Dammit, Orla; she’s given me something to care about.
He handed her an automatic weapon. “Can you rescue the children on your own?”
“I can.”
“You sure? It’s important, Patty. Don’t say yes if you don’t mean it.”
“I saw only two guards guarding the gymnasium as we passed by, and they were both drunk.” She glowered. “You have to trust me, Bear. I know what I am doing.”
“All right. I’m going to need time to rig a diversion. It’ll take most of the night.” He took her to the kitchen, and gestured at Des and Gloria’s place. A light shone in their window. “I want you to take the kids
there.”
He pointed. “Hide the kids. Take Desmond—the man— hostage. Tell him you need to talk to his wife. When she comes out, you bring out the kids out. Her name’s Gloria. You tell her Bear said they needed a good meal and a decent night’s sleep. She’ll make sure they are taken care of.

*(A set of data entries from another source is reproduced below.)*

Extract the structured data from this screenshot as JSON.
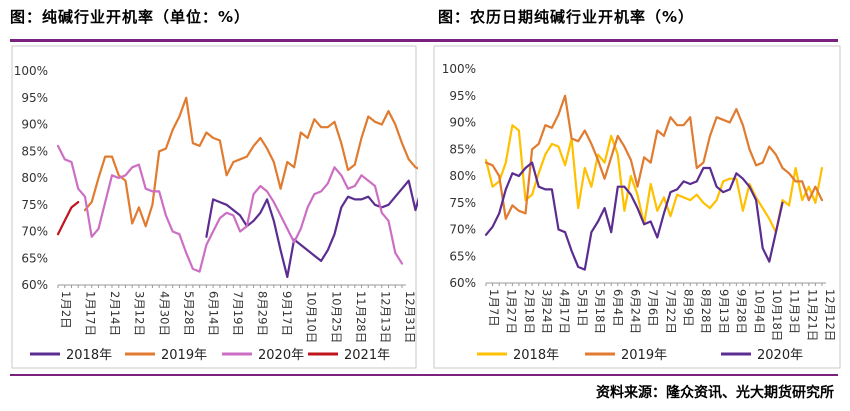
{
  "titles": {
    "left": "图：纯碱行业开机率（单位：%）",
    "right": "图：农历日期纯碱行业开机率（%）"
  },
  "source": "资料来源：隆众资讯、光大期货研究所",
  "chart_data": [
    {
      "type": "line",
      "ylim": [
        60,
        100
      ],
      "yticks": [
        "60%",
        "65%",
        "70%",
        "75%",
        "80%",
        "85%",
        "90%",
        "95%",
        "100%"
      ],
      "x_tick_labels": [
        "1月2日",
        "1月17日",
        "2月14日",
        "3月12日",
        "4月30日",
        "5月28日",
        "6月14日",
        "7月19日",
        "8月29日",
        "9月17日",
        "10月10日",
        "10月25日",
        "11月28日",
        "12月13日",
        "12月31日"
      ],
      "x_count": 52,
      "series": [
        {
          "name": "2018年",
          "color": "#5b2d90",
          "start": 22,
          "values": [
            69,
            76,
            75.5,
            75,
            74,
            73,
            71,
            72,
            73.5,
            76,
            72,
            66.5,
            61.5,
            68.5,
            67.5,
            66.5,
            65.5,
            64.5,
            66.5,
            69.5,
            74.5,
            76.5,
            76,
            76,
            76.5,
            75,
            74.5,
            75,
            76.5,
            78,
            79.5,
            74,
            78.5,
            75.5,
            73
          ]
        },
        {
          "name": "2019年",
          "color": "#e07b30",
          "start": 4,
          "values": [
            74,
            75.5,
            80,
            84,
            84,
            80.5,
            79.5,
            71.5,
            74.5,
            71,
            75,
            85,
            85.5,
            89,
            91.5,
            95,
            86.5,
            86,
            88.5,
            87.5,
            87,
            80.5,
            83,
            83.5,
            84,
            86,
            87.5,
            85.5,
            83,
            78,
            83,
            82,
            88.5,
            87.5,
            91,
            89.5,
            89.5,
            90.5,
            86.5,
            81.5,
            82.5,
            87.5,
            91.5,
            90.5,
            90,
            92.5,
            90,
            86.5,
            83.5,
            82,
            81.5
          ]
        },
        {
          "name": "2020年",
          "color": "#cc6fc4",
          "start": 0,
          "values": [
            86,
            83.5,
            83,
            78,
            76.5,
            69,
            70.5,
            75.5,
            80.5,
            80,
            80.5,
            82,
            82.5,
            78,
            77.5,
            77.5,
            73,
            70,
            69.5,
            66,
            63,
            62.5,
            67.5,
            70,
            72.5,
            73.5,
            73,
            70,
            71,
            77,
            78.5,
            77.5,
            75.5,
            73,
            70.5,
            68,
            70.5,
            74.5,
            77,
            77.5,
            79,
            82,
            80.5,
            78,
            78.5,
            80.5,
            79.5,
            78.5,
            73.5,
            72,
            66,
            64
          ]
        },
        {
          "name": "2021年",
          "color": "#c0141c",
          "start": 0,
          "values": [
            69.5,
            72,
            74.5,
            75.5
          ]
        }
      ]
    },
    {
      "type": "line",
      "ylim": [
        60,
        100
      ],
      "yticks": [
        "60%",
        "65%",
        "70%",
        "75%",
        "80%",
        "85%",
        "90%",
        "95%",
        "100%"
      ],
      "x_tick_labels": [
        "1月7日",
        "1月27日",
        "2月18日",
        "3月24日",
        "4月17日",
        "5月1日",
        "5月18日",
        "6月4日",
        "6月24日",
        "7月6日",
        "7月22日",
        "8月9日",
        "8月28日",
        "9月13日",
        "9月28日",
        "10月4日",
        "10月18日",
        "11月3日",
        "11月21日",
        "12月12日"
      ],
      "x_count": 52,
      "series": [
        {
          "name": "2018年",
          "color": "#ffc000",
          "start": 0,
          "values": [
            83,
            78,
            79,
            82.5,
            89.5,
            88.5,
            75.5,
            76.5,
            80.5,
            84,
            86,
            85.5,
            82,
            87,
            74,
            81.5,
            78,
            84,
            82.5,
            87.5,
            84,
            73.5,
            80,
            76.5,
            71,
            78.5,
            73.5,
            76,
            72.5,
            76.5,
            76,
            75.5,
            76.5,
            75,
            74,
            75.5,
            79,
            79.5,
            79.5,
            73.5,
            78.5,
            76,
            74,
            72,
            69.5,
            75.5,
            74.5,
            81.5,
            75.5,
            78,
            75,
            81.5
          ]
        },
        {
          "name": "2019年",
          "color": "#e07b30",
          "start": 0,
          "values": [
            82.5,
            82,
            80,
            72,
            74.5,
            73.5,
            73,
            85,
            86,
            89.5,
            89,
            91.5,
            95,
            87,
            86.5,
            88.5,
            86,
            83,
            79.5,
            83.5,
            87.5,
            85.5,
            83,
            78,
            83.5,
            82.5,
            88.5,
            87.5,
            91,
            89.5,
            89.5,
            91,
            81.5,
            82.5,
            87.5,
            91,
            90.5,
            90,
            92.5,
            89.5,
            85,
            82,
            82.5,
            85.5,
            84,
            81.5,
            80.5,
            79,
            79,
            75.5,
            78,
            75.5
          ]
        },
        {
          "name": "2020年",
          "color": "#5b2d90",
          "start": 0,
          "values": [
            69,
            70.5,
            73,
            77.5,
            80.5,
            80,
            81.5,
            82.5,
            78,
            77.5,
            77.5,
            70,
            69.5,
            66,
            63,
            62.5,
            69.5,
            71.5,
            74,
            69.5,
            78,
            78,
            76.5,
            74,
            71,
            71.5,
            68.5,
            73,
            77,
            77.5,
            79,
            78.5,
            79,
            81.5,
            81.5,
            78,
            77,
            77.5,
            80.5,
            79.5,
            78,
            75.5,
            66.5,
            64,
            69.5,
            75
          ]
        }
      ]
    }
  ]
}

“But you have to watch Des, the pastor. The man. You understand? He’s afraid of
him
“—he gestured at O’Neal, who glared at them from the carpeting—“and he’ll turn you in or raise the alarm, if he gets a chance. Also, don’t let Desmond get Gloria alone, or he will bully her into doing what he wants. Got that?”
“Yes, I understand.”
“At six AM, bring the children and meet me near the airship hangar. You can’t miss it—it’s the giant building at the base of the hills. That way.” He pointed out the window, at the black hills that blotted out the starlight to the southeast. “Don’t be late.”
Two guards were at the munitions shack. They were both asleep when he found them, and stank of booze. He took their flashlights and other equipment, tied them up with electrical cord, and left them a safe distance from the shed. In the munitions shack he found everything he needed. Bear might not know nukes, but as a former railroad man, he knew explosives. He spent the next several hours prepping charges and setting up a radio detonator.

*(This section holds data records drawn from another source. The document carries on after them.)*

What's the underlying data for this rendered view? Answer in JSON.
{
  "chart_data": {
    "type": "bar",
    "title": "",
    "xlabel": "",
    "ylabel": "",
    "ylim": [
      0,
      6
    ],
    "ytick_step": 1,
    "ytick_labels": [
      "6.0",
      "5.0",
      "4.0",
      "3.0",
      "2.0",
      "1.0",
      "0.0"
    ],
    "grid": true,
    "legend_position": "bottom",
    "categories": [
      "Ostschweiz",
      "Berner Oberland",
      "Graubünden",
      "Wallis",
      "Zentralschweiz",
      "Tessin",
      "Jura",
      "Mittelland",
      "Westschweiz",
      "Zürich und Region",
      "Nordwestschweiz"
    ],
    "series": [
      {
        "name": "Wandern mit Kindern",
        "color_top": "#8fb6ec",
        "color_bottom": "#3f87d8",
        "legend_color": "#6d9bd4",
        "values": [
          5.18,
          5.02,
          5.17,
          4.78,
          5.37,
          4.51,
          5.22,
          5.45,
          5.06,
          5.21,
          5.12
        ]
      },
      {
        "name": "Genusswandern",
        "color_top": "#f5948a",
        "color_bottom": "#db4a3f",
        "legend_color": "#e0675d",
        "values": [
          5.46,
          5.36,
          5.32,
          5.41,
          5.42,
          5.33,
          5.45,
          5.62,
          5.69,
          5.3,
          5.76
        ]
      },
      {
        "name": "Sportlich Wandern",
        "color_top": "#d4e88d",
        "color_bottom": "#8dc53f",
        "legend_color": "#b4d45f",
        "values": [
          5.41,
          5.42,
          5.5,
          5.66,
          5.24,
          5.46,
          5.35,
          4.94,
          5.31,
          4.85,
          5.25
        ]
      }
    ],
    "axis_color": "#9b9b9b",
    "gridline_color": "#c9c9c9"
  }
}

Then Bear went back for O’Neal. The warlord (Bear refused to think of him as true military) had managed to worm his way from the middle of his living room carpet to the kitchen and was on his knees by the kitchen counter… presumably trying to get a knife out of the drawer. Bear slung him over his shoulder and headed out toward the blimp hangar. It was almost six AM.
The sky was still dark as pitch. Patty was waiting for him, and so were the rest of the kids. The children swarmed around Bear and greeted him. They were all there, miraculously, in one piece, along with a few other people Bear didn’t recognize. “They needed help too,” Patty said.